This morning, I picked up a Bri-Mar 508 hydraulic dump trailer. It was $2,395 plus taxes & tags, so on the road for a total of just under $2,600. It is single axle, 5x8 bed, rated at 5000 lb. gross, with electric brakes. There is a similar model rated at 3000 lb., which is less expensive, but I wanted the brakes and additional capacity. The trailer is fairly stoutly built, but not overbuilt, and looks well designed. I tested it by hauling and dumping heaped loads of compost, with between a yard and a half and two yards per load. The electric hydraulic pump handled dumping easily. The compost was fairly dense, with some topsoil, so I probably was getting a ton and a half or so per load. It handled it easily.

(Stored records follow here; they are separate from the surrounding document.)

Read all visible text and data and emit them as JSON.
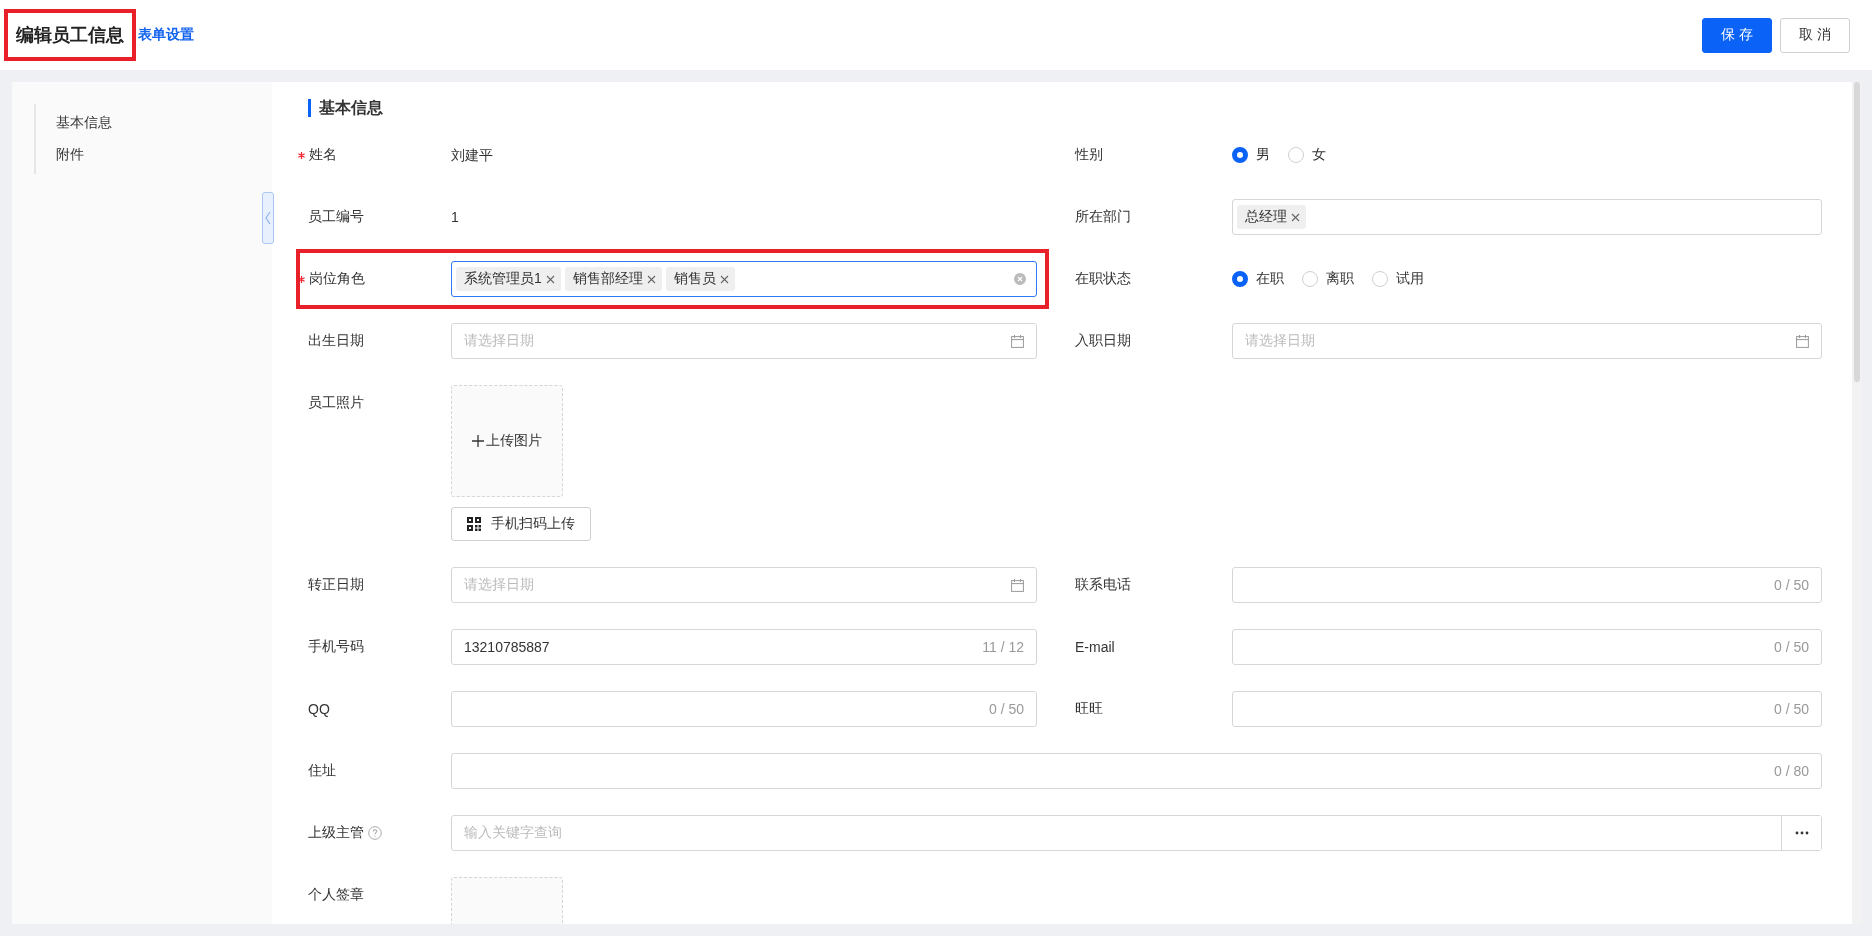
{
  "header": {
    "title": "编辑员工信息",
    "title_highlighted": true,
    "link": "表单设置",
    "buttons": [
      {
        "label": "保 存",
        "kind": "primary"
      },
      {
        "label": "取 消",
        "kind": "default"
      }
    ]
  },
  "sidebar": {
    "items": [
      {
        "label": "基本信息"
      },
      {
        "label": "附件"
      }
    ]
  },
  "section": {
    "title": "基本信息"
  },
  "rows": [
    [
      {
        "label": "姓名",
        "required": true,
        "kind": "text",
        "value": "刘建平"
      },
      {
        "label": "性别",
        "kind": "radio",
        "options": [
          {
            "label": "男",
            "selected": true
          },
          {
            "label": "女",
            "selected": false
          }
        ]
      }
    ],
    [
      {
        "label": "员工编号",
        "kind": "text",
        "value": "1"
      },
      {
        "label": "所在部门",
        "kind": "tags",
        "tags": [
          "总经理"
        ]
      }
    ],
    [
      {
        "label": "岗位角色",
        "required": true,
        "kind": "tags",
        "tags": [
          "系统管理员1",
          "销售部经理",
          "销售员"
        ],
        "focused": true,
        "clearable": true,
        "highlighted": true
      },
      {
        "label": "在职状态",
        "kind": "radio",
        "options": [
          {
            "label": "在职",
            "selected": true
          },
          {
            "label": "离职",
            "selected": false
          },
          {
            "label": "试用",
            "selected": false
          }
        ]
      }
    ],
    [
      {
        "label": "出生日期",
        "kind": "date",
        "placeholder": "请选择日期"
      },
      {
        "label": "入职日期",
        "kind": "date",
        "placeholder": "请选择日期"
      }
    ],
    [
      {
        "label": "员工照片",
        "kind": "upload",
        "upload_label": "上传图片",
        "scan_button": "手机扫码上传"
      }
    ],
    [
      {
        "label": "转正日期",
        "kind": "date",
        "placeholder": "请选择日期"
      },
      {
        "label": "联系电话",
        "kind": "counter",
        "counter": "0 / 50"
      }
    ],
    [
      {
        "label": "手机号码",
        "kind": "counter",
        "value": "13210785887",
        "counter": "11 / 12"
      },
      {
        "label": "E-mail",
        "kind": "counter",
        "counter": "0 / 50"
      }
    ],
    [
      {
        "label": "QQ",
        "kind": "counter",
        "counter": "0 / 50"
      },
      {
        "label": "旺旺",
        "kind": "counter",
        "counter": "0 / 50"
      }
    ],
    [
      {
        "label": "住址",
        "kind": "counter",
        "counter": "0 / 80"
      }
    ],
    [
      {
        "label": "上级主管",
        "help": true,
        "kind": "search",
        "placeholder": "输入关键字查询"
      }
    ],
    [
      {
        "label": "个人签章",
        "kind": "signature"
      }
    ]
  ]
}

For short hauls, I am pushing the trailer backward with my Power Trac 1845. It is easy, and positioning is precise. (Backing the Power Trac, thus pulling the trailer forward, takes some practice with the articulated PT.) Since I drive forward to hitch up, and the ball swings sideways when I turn the wheel, hitching is astonishingly simple. It is easier, I think,than with the rear-steer loaders most commonly used for pushing airplanes. And, since the ball is on the loader plate, I can lift the tongue and shake the trailer with the PT hydraulics to supplement the dump.
So far, I like the Bri-Mar but one day is hardly a career. It was a couple of hundred dollars cheaper than quotes for an EZ Dumper, and seems very similar.
So, I moved a compost pile a couple of hundred yards away from the barn, and stuck the trailer behind the barn where it will be filled with horse manure and sawdust daily. Seems a nasty thing to do to a pretty new piece of equipment.